Once a company has decided to explore options for the best path forward, be it raising money, merging operations or an outright sale, it’s important to consider not only valuation, but also continuation – how will the company maintain operations and customers through to the closing and beyond? Here are the top three considerations from the MIT CFO Summit in years past:
It’s better to be bought than sold. Clearly it’s preferable to have buyers knocking at your door, than to have to ring doorbells and hope an interested party is receptive to your outreach. In other words, it’s best to have positioned the company in advance of embarking on an exploration of options. This means everything from competitive differentiation to media visibility to disciplined operations – do what you can to put the dynamics in your favor. Highly engaged customers are key as well.
Steady play in the meantime. CFOs routinely must make difficult decisions – is it time for a new location, new systems, new people… And it can be tempting to defer these decisions during a sale or merger exercise. Being on the market can be distracting and time consuming. Imagine your home on the market with an all-hours open house. But just as day-to-day activities and maintenance must continue while your home is listed for sale, so too does a company need to engage in “steady play” while your company is exploring its next stage. And it’s often the CFO who needs to keep a keen eye on the ongoing operations even while participating in meetings and negotiations about the future.

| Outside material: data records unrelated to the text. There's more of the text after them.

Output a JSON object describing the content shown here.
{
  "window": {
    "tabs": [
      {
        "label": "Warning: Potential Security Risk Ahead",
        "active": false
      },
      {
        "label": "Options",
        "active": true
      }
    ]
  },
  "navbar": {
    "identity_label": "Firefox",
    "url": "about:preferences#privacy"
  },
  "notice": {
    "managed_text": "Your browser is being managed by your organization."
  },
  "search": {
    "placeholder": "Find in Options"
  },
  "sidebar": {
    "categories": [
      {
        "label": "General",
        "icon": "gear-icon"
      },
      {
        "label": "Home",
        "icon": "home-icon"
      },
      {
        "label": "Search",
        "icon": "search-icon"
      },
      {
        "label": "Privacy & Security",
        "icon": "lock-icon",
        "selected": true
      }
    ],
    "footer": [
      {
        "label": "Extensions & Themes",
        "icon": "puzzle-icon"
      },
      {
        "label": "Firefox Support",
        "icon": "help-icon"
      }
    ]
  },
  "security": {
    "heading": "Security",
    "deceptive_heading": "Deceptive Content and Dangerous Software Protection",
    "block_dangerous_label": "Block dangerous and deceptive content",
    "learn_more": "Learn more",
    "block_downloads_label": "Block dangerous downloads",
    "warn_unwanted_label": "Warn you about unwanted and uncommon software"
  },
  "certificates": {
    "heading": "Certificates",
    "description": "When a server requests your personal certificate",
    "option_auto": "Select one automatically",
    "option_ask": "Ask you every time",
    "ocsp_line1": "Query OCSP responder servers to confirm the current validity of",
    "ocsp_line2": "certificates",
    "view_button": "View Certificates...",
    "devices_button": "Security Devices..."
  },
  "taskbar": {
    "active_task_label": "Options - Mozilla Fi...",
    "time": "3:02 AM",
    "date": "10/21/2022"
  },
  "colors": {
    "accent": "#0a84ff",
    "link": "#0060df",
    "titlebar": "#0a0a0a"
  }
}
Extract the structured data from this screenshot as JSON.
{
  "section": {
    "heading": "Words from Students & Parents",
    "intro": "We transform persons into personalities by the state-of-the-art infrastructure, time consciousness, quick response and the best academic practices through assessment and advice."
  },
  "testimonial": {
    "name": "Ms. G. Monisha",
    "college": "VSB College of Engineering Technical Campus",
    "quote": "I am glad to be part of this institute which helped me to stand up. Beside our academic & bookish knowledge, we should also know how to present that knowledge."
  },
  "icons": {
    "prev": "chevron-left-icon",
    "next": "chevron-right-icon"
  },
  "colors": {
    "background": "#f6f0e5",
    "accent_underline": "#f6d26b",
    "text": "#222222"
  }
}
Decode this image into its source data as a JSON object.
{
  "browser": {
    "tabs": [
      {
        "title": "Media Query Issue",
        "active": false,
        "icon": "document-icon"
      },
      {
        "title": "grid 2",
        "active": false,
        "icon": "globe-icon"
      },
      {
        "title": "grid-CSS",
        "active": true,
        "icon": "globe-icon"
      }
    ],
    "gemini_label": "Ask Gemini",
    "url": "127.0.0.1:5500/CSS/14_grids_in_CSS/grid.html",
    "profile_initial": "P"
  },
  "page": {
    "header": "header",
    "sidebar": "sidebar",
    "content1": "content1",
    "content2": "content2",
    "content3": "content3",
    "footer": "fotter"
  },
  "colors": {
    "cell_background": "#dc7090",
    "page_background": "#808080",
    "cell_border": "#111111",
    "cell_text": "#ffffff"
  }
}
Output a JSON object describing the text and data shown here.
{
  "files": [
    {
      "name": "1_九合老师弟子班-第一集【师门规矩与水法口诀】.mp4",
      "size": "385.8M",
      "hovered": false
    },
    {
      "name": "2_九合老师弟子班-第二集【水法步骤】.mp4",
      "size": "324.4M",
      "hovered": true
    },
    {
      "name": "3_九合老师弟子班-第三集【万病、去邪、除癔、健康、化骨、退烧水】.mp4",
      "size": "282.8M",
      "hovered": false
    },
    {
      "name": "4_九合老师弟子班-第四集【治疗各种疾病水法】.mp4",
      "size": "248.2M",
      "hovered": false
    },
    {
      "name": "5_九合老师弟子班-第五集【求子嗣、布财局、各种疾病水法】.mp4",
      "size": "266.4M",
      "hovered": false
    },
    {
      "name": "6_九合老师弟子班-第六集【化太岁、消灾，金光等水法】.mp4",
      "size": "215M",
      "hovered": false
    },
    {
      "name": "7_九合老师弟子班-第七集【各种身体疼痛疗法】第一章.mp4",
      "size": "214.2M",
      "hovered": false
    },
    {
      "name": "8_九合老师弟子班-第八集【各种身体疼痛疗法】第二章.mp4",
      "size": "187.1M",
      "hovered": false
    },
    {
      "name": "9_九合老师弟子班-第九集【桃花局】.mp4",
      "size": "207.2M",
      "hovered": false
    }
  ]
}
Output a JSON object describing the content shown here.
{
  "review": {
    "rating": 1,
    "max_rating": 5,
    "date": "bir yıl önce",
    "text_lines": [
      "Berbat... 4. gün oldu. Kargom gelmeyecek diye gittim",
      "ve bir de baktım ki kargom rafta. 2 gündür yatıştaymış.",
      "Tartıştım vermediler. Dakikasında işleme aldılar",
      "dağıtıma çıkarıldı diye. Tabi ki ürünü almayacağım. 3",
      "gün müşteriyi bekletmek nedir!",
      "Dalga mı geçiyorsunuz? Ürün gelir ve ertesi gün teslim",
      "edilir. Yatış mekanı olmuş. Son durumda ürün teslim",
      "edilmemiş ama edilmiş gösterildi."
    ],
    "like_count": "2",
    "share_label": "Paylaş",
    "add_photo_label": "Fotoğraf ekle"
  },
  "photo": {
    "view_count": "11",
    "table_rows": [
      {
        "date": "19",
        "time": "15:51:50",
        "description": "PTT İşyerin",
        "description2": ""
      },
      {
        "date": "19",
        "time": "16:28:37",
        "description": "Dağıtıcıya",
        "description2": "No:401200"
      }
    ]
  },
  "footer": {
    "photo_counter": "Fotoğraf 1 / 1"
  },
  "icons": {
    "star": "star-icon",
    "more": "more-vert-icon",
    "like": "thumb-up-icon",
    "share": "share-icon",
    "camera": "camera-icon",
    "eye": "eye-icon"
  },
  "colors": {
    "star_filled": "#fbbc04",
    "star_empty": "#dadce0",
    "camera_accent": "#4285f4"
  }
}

Timing is everything, and sometimes a very long thing. While some deals are announced and closed in record time, most take longer than expected. All the more reason to consider the up-front work that’s gone into positioning the company, as well as the commitment to compartmentalize the work of exploring future options from the demands of the ongoing business.
Once the next stage is completed, the attention that was given in the lead-up will continue to pay dividends in the form of a preferred partnership, smooth operations and the time that was needed to lay the proper path.